On the one hand we have attacks which exploit knowledge of where fixed parts of the plaintext are in the ciphertext, or knowledge that multiple messages have the same bits of cleartext in the same places. While this attack doesn’t sound too terrible, I like to think that ARP-replay attack was what finally killed WEP.

On the other hand padding a message to remove structure clearly goes back a ways, however it’s done, and like many things computers can do it quickly and accurately to a much stronger degree than we humans. While there’s some additional computation or bandwidth cost it seems pretty cheap, and backwards-compatibility is probably the bigger obstacle.

What I’m curious about the trade-off: is there simply little benefit to randomizing the location of plaintext, in terms of frustrating attacks that depend on knowledge of its position or repeatability? It seems similar to what most OS’ memory management code does now to slow down code injection. Is the cost of shipping extra bits or skipping them not worth this possible benefit, given that programmers still have a strong performance bias? Or has it been done in protocols I’m ignorant of but found to be not worthwhile, even as a defense-in-depth measure?

Paeniteo April 2, 2013 5:45 AM

@neil: “can we just insert a additional meaningless, random length random string into either the headers or the cookie?”

Yes, we could.
For example HTTP as a protocol would allow for something like a “X-TLS-Hardening: herebesomegarbage” header in the requests and responses.
The spec says that unknown headers should simply be ignored (that’s where this whole X-… stuff comes from), so that should not cause problems.

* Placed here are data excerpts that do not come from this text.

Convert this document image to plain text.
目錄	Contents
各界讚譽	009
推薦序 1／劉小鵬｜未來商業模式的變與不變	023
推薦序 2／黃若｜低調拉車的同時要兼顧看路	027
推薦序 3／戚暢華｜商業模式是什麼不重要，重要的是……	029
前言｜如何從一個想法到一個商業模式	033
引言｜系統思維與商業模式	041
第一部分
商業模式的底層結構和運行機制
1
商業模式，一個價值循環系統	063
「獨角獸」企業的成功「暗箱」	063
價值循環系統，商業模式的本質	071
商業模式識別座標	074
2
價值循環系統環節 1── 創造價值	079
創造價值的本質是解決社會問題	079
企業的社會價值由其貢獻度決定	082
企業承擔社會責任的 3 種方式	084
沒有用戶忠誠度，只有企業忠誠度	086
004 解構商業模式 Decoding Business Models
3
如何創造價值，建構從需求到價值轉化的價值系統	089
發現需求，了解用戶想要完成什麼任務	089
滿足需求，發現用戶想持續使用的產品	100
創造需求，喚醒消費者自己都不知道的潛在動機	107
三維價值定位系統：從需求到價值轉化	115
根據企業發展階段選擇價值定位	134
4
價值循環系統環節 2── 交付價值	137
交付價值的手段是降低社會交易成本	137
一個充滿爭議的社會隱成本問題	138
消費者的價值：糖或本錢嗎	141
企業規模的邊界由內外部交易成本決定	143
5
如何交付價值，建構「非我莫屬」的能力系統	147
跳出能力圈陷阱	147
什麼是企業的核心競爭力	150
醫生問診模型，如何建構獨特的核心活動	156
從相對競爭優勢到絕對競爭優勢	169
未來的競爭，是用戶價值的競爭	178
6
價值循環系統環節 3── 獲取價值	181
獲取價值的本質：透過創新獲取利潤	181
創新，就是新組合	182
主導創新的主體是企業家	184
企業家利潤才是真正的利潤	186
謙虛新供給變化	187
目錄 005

However, I cannot vouch for all implementations, be they browsers, servers, proxies, filters, …

neill April 3, 2013 7:22 PM

@Paeniteo:
guess we could make it that garbage is a random part of the later-to-follow message (or body)
that way you could compress the whole string very efficient, and do not need to waste time (or entropy) to compute random bytes

Clive Robinson April 3, 2013 7:49 PM

@ Neill,

Err a minor “nit pick” on your idea,

guess we could make it that garbage is a random part of the later-to-follow message (or body)

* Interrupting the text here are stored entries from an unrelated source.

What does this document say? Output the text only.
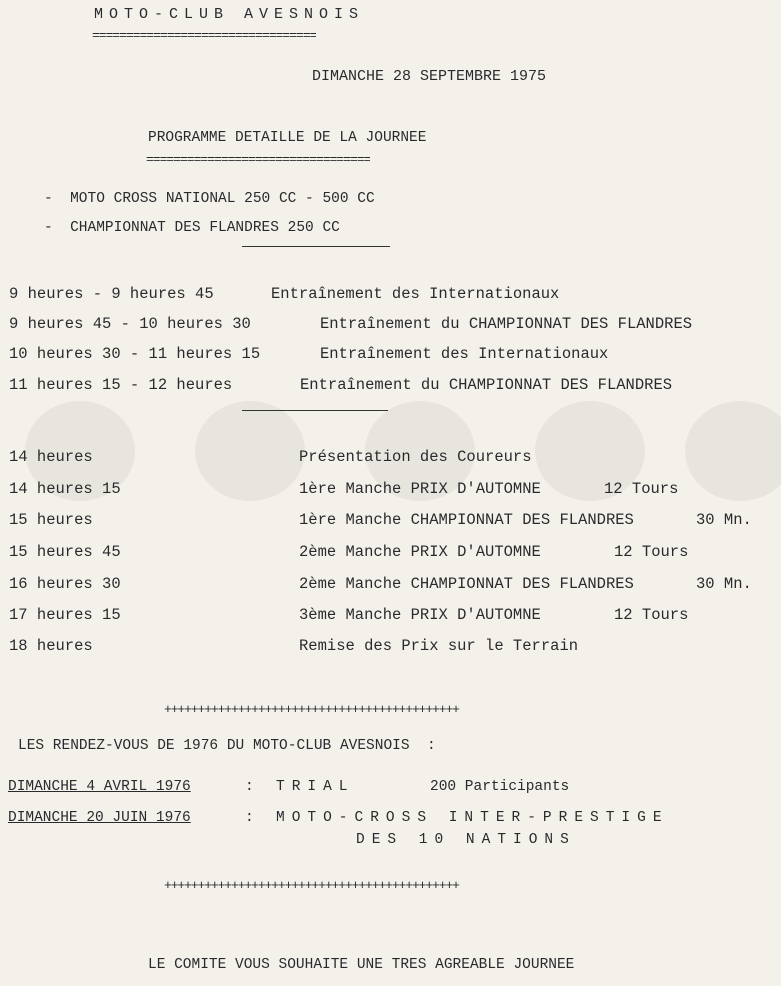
MOTO-CLUB AVESNOIS
=================================
DIMANCHE 28 SEPTEMBRE 1975
PROGRAMME DETAILLE DE LA JOURNEE
=================================
-  MOTO CROSS NATIONAL 250 CC - 500 CC
-  CHAMPIONNAT DES FLANDRES 250 CC
9 heures - 9 heures 45	Entraînement des Internationaux
9 heures 45 - 10 heures 30	Entraînement du CHAMPIONNAT DES FLANDRES
10 heures 30 - 11 heures 15	Entraînement des Internationaux
11 heures 15 - 12 heures	Entraînement du CHAMPIONNAT DES FLANDRES
14 heures	Présentation des Coureurs
14 heures 15	1ère Manche PRIX D'AUTOMNE	12 Tours
15 heures	1ère Manche CHAMPIONNAT DES FLANDRES	30 Mn.
15 heures 45	2ème Manche PRIX D'AUTOMNE	12 Tours
16 heures 30	2ème Manche CHAMPIONNAT DES FLANDRES	30 Mn.
17 heures 15	3ème Manche PRIX D'AUTOMNE	12 Tours
18 heures	Remise des Prix sur le Terrain
++++++++++++++++++++++++++++++++++++++++++++
LES RENDEZ-VOUS DE 1976 DU MOTO-CLUB AVESNOIS  :
DIMANCHE 4 AVRIL 1976	: TRIAL	200 Participants
DIMANCHE 20 JUIN 1976	: MOTO-CROSS INTER-PRESTIGE
DES 10 NATIONS
++++++++++++++++++++++++++++++++++++++++++++
LE COMITE VOUS SOUHAITE UNE TRES AGREABLE JOURNEE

Contains that little weasel word “random” which negates the

… and do not need to waste time (or entropy) to compute random bytes

Whilst I understand your idea you still need a little “real entropy” to select your “random part” from the message to follow.

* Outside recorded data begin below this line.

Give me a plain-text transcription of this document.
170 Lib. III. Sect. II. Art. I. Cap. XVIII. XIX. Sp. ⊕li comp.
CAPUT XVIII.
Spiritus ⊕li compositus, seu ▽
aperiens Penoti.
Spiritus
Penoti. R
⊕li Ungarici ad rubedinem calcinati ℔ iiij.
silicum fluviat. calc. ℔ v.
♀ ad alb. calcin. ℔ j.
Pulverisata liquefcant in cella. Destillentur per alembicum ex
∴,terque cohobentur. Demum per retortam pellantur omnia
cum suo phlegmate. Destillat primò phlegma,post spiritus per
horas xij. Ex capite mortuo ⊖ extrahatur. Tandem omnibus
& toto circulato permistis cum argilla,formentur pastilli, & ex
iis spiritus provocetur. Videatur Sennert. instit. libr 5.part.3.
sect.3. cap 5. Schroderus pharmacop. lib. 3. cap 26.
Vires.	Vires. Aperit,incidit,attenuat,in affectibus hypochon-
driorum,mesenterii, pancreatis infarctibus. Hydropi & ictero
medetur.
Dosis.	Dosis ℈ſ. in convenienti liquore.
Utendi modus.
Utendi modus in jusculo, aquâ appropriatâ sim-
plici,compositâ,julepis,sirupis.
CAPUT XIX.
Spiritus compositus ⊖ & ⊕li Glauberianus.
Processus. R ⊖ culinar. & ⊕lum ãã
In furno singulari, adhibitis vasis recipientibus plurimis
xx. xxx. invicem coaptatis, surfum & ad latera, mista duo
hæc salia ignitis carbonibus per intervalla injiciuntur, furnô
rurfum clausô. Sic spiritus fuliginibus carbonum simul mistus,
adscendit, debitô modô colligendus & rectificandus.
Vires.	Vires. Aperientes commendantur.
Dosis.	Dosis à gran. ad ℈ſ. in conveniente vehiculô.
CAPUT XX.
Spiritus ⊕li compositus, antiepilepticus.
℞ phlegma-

It would also require not just “real entropy” to select BUT the bit you select would also have to be genuinly unpredictable and that is actuall quite a hard problem when the follow message is likely to be fairly predictable in many cases.

neill April 5, 2013 5:38 AM

@clive:
appreciate your input

my idea was to prolong the already long time for this attack by “just a bit” –

long time x 256 = very long time

which would require only 8 or 9 bits of added “randomness”

but i guess that you could hide e.g. as “unprintable chars” – a comment, tags etc or print a character and then a backspace (do they still exist?)

Chris April 15, 2013 9:15 AM

2^24? OMG! As soon as I’ve logged in to facebook for the 16 millionth time, they might decrypt a few bytes of my cookies. SHRIEK!! We need to change all the algorithms NOW!!!!!!

Oh – wait up – I’ll have to log int to facebook 459 times every hour for the entirety of my life for that to happen…

Seth April 15, 2013 10:04 PM

In the 1970’s, I recommended compressing before encrypting. That ought to alleviate this problem as well.

Bear May 28, 2015 4:47 PM

The problem with compression before encryption is that then your opponent can tell what degree of compressible redundancy is in the stuff you’re transmitting.

If he knows, for example, that you’re transmitting what some higher-level protocol into 32k packets, then he can tell by the actual packet lengths he can tell whether you’re transmitting text, jpg’s, mp3’s, or HTML files.

And it gets worse if your opponent can control some part of what is being encrypted. For example, if your attacker is providing advertising that your server is embedding in a web page, then he can tell when something in your cookies matches something in his advertising by how much the page compresses. Add a comment string in the code that he can vary at will, and he’ll be reading people’s cookies within one day if they keep going to pages that contain his ad.